Mereka yang dimaksud Khalif adalah para biarawati yang menghuni biara di Coburg, sebuah kota kecil di Negara Bagian Victoria, Australia.

Selama dua pekan sepanjang Maret ini, Khalif, sebagai salah seorang peserta Australia-Indonesia BRIDGE School Partnership, tinggal di sana.

Selama dua pekan itu pula perempuan berjilbab tersebut merasakan sendiri tingginya toleransi.

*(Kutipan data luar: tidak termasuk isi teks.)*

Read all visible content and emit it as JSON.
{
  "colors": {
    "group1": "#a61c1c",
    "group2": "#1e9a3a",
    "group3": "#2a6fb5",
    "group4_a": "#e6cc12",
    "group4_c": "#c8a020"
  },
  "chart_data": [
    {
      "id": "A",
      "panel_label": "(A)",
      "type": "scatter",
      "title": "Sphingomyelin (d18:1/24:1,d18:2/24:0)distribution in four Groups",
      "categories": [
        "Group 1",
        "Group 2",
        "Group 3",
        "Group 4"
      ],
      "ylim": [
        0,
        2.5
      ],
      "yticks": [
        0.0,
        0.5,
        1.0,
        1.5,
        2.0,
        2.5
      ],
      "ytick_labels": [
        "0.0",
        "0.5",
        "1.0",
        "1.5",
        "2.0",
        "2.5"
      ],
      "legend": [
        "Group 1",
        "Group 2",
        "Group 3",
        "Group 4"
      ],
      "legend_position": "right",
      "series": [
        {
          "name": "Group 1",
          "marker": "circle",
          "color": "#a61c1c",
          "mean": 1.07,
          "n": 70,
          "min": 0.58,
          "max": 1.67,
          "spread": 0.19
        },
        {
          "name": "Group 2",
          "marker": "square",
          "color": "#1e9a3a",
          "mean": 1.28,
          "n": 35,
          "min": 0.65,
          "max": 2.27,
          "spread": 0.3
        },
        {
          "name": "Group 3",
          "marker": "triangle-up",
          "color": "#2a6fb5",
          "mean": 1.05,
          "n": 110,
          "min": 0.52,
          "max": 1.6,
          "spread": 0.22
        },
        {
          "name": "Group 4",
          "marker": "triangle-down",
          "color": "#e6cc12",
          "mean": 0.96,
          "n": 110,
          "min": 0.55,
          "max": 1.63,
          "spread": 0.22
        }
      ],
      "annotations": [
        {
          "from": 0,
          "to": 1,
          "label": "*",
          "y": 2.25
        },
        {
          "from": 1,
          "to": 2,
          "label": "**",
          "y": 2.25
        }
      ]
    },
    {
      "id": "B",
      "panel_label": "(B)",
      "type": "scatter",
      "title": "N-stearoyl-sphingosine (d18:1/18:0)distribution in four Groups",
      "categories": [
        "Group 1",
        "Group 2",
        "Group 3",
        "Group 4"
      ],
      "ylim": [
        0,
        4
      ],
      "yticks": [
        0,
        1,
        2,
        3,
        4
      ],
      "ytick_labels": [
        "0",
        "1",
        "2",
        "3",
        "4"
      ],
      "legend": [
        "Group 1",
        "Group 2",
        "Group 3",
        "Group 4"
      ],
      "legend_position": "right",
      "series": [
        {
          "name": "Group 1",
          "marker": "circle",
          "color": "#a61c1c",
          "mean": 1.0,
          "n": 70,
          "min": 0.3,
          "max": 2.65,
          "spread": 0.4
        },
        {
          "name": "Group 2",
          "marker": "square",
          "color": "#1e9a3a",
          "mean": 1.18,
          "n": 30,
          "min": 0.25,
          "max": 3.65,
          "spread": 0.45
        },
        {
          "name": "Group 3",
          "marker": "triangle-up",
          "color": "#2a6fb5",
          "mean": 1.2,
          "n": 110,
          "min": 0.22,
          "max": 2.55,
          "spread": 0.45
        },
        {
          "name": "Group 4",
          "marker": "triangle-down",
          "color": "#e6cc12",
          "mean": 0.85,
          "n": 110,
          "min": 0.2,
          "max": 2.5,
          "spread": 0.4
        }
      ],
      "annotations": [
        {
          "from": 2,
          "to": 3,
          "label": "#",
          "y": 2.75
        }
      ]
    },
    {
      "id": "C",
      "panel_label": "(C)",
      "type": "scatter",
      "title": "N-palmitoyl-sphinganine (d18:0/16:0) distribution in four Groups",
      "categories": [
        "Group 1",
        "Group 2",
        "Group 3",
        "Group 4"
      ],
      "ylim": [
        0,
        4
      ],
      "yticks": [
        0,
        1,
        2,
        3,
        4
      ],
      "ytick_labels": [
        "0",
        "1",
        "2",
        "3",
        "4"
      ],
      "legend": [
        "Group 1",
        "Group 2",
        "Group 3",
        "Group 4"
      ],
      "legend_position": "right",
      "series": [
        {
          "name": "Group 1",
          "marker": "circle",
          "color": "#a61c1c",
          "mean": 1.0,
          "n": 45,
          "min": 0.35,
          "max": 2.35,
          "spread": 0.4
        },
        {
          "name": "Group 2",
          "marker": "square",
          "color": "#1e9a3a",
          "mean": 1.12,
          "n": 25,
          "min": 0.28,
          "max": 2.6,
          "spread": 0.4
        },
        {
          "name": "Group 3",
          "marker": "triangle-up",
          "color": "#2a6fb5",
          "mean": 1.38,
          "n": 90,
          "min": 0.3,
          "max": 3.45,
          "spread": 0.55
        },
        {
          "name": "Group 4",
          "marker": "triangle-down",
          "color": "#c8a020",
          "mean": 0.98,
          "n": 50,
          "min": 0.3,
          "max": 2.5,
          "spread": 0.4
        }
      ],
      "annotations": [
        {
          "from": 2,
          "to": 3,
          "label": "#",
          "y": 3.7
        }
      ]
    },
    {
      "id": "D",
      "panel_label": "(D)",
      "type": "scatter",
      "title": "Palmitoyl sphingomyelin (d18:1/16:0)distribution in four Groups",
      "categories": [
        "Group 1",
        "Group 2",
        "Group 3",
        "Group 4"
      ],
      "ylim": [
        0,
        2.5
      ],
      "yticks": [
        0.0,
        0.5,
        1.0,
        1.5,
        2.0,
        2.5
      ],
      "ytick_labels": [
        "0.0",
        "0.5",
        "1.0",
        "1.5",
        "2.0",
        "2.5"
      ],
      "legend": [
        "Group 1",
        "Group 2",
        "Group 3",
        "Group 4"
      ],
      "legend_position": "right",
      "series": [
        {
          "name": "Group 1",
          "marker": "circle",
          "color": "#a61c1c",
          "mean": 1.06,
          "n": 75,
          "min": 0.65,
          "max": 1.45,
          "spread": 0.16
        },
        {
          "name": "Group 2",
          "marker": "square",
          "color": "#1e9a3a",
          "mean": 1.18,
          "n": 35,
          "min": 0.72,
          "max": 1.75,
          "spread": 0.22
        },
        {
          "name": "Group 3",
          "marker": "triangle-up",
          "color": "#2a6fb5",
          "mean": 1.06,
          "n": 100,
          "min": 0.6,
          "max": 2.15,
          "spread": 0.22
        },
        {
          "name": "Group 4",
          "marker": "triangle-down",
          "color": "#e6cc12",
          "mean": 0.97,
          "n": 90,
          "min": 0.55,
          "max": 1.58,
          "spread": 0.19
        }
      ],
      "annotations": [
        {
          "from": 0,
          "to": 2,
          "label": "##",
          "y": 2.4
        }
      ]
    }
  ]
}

Tak hanya yang ditunjukkan para biarawati yang rata-rata berusia 60–70 tahun itu.

Tapi juga murid serta guru di Merry College, sekolah tempat dia ikut merasakan pengalaman mengajar. Juga, warga kota pada umumnya.

’’Hampir tiap malam saya ngobrol dengan para biarawati. Yang mereka tanyakan paling tentang keluarga, tentang Indonesia. Tak pernah sekali pun soal keyakinan,’’ kata Khalif.

Toleransi di Australia dirasakan belasan guru Indonesia yang berkesempatan mengajar di negara tetangga tersebut.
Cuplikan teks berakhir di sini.